Quantum science explores the smallest scale of natural processes of light and matter. In this analysis, the researchers established a novel method in which they accomplished an “ultrastrong coupling” between infrared light (photons) and matter (atomic vibrations) by trapping light into small, annular holes in a thin layer of gold. These holes were as short as two nanometers, or about 25.000 times less than the width of human hair.

These nano cases, identical to the highly scaled-down form of the coaxial cables used to transmit electrical signals (like the cable that comes to the TV), have been packed with silicon dioxide, which is exactly the same as the window glass. Specific processing processes based on techniques built in the computer chip industry, make it possible to manufacture millions of these cavities at the same time, all of which simultaneously exhibit this ultra-strong photon-vibration coupling.

“Others have studied strong coupling of light and matter, but with this new process to engineer a nanometer-sized version of coaxial cables, we are pushing the frontiers of ultrastrong coupling, which means we are discovering new quantum states where matter and light can have very different properties and unusual things start to happen,” said Sang-Hyun Oh, a University of Minnesota professor of electrical and computer engineering and the senior author of the study. “This ultrastrong coupling of light and atomic vibrations opens up all kinds of possibilities for developing new quantum-based devices or modifying chemical reactions.”

The relationship between light and matter is fundamental to life on earth—allows plants to turn sunlight into energy and helps us to see things around us. Infrared radiation, with wavelengths far longer than we can see with our eyes, interacts with the movements of atoms in materials. For example, as the object is hot, the atoms that make up the object start vibrating more, letting out more infrared radiation, allowing thermal or night vision cameras.

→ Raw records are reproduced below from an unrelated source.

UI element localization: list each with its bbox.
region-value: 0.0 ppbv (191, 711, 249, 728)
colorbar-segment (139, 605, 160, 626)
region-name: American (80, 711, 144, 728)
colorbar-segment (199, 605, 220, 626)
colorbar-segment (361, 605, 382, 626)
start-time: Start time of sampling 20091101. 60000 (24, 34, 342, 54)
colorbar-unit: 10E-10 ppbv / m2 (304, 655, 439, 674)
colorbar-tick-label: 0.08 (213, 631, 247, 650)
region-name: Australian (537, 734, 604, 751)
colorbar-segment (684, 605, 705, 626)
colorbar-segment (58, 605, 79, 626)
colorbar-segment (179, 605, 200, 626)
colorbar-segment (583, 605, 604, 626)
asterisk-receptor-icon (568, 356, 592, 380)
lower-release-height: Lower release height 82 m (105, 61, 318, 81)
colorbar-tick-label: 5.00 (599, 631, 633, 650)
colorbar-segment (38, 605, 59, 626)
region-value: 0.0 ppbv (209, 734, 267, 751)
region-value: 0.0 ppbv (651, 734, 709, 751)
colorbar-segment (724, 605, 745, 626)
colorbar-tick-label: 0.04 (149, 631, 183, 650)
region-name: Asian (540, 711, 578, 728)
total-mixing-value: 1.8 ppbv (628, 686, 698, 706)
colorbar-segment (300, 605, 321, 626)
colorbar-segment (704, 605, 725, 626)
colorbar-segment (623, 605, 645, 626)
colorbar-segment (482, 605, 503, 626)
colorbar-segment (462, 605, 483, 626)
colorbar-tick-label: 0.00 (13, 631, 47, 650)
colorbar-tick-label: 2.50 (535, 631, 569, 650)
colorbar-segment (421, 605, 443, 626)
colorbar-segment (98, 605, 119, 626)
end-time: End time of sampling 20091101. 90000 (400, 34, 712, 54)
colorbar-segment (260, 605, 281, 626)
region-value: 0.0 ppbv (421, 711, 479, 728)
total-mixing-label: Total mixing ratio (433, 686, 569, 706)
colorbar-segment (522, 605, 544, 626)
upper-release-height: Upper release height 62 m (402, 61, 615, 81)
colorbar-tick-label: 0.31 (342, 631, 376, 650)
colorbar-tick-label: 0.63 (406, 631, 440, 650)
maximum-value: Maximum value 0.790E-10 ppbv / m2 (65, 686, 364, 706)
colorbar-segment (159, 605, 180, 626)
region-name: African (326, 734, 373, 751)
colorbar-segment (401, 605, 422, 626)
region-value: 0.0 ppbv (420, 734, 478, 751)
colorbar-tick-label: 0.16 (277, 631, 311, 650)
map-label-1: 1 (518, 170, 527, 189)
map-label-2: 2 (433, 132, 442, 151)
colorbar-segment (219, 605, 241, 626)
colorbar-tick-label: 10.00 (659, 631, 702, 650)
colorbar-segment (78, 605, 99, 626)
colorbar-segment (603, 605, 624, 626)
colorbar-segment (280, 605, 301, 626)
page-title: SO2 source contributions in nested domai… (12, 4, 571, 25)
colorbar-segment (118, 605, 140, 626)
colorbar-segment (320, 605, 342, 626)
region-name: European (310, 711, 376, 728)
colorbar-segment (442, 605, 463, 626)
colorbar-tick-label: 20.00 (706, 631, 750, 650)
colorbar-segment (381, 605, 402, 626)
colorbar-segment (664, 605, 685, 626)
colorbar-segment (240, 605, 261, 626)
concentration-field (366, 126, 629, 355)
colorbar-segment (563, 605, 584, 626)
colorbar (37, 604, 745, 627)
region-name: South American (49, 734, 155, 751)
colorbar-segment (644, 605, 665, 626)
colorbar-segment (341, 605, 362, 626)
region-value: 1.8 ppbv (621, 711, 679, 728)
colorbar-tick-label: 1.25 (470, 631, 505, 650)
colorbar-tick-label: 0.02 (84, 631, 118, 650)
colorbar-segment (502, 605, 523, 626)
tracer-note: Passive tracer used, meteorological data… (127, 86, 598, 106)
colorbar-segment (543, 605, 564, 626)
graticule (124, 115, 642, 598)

Conversely, the wavelengths of infrared radiation absorbed by materials depend on what types of atoms make up the materials and how they are structured so that chemists can use infrared absorption as a “fingerprint” to distinguish various chemicals.

This and other applications can be enhanced by increasing the degree to which infrared light interacts with atomic vibrations in materials. This, in essence, can be done by concentrating the light within a small volume containing the components. Trapping light can be as basic as bouncing back and forth between a pair of mirrors, but even greater interactions can be realized if nanometer-scale metallic structures or “nanocavities,” are used to confine light to ultra-small-length dimensions.

When this occurs, the interactions will be intense enough for the quantum-mechanical aspect of the light and the vibrations to come into play. Under such conditions, the absorbed energy is passed back and forth between the light (photons) in the nano-cavities and the atomic motions (phonons) in the substance at a rate that is rapid enough that the light photon and the matter phonon can no longer be separated. Under such conditions, these closely coupled modes result in new quantum-mechanical objects that are part-light and part-vibration at the same time, known as “polaritons.”

The greater the interaction gets the stranger the quantum-mechanical consequences that can arise. If the interaction is intense enough, it may be possible to produce photons out of the vacuum or to allow chemical reactions to continue in ways that are otherwise unlikely.

The effects are profound. Usually, a particular chemical can react with another through a thermodynamically favorable pathway. “However by strongly linking the photonic cavity to the vibration of the competing bond in the initial molecule, the process could lead to the bond being broken first, giving it a preferential position to react and thus to change the resulting chemical,” Caldwell said.

“Normally, we think of the vacuum as basically nothing but it turns out this vacuum fluctuation always exists,” Oh said. “This is an important step to actually harness this so-called zero-energy fluctuation to do something useful.”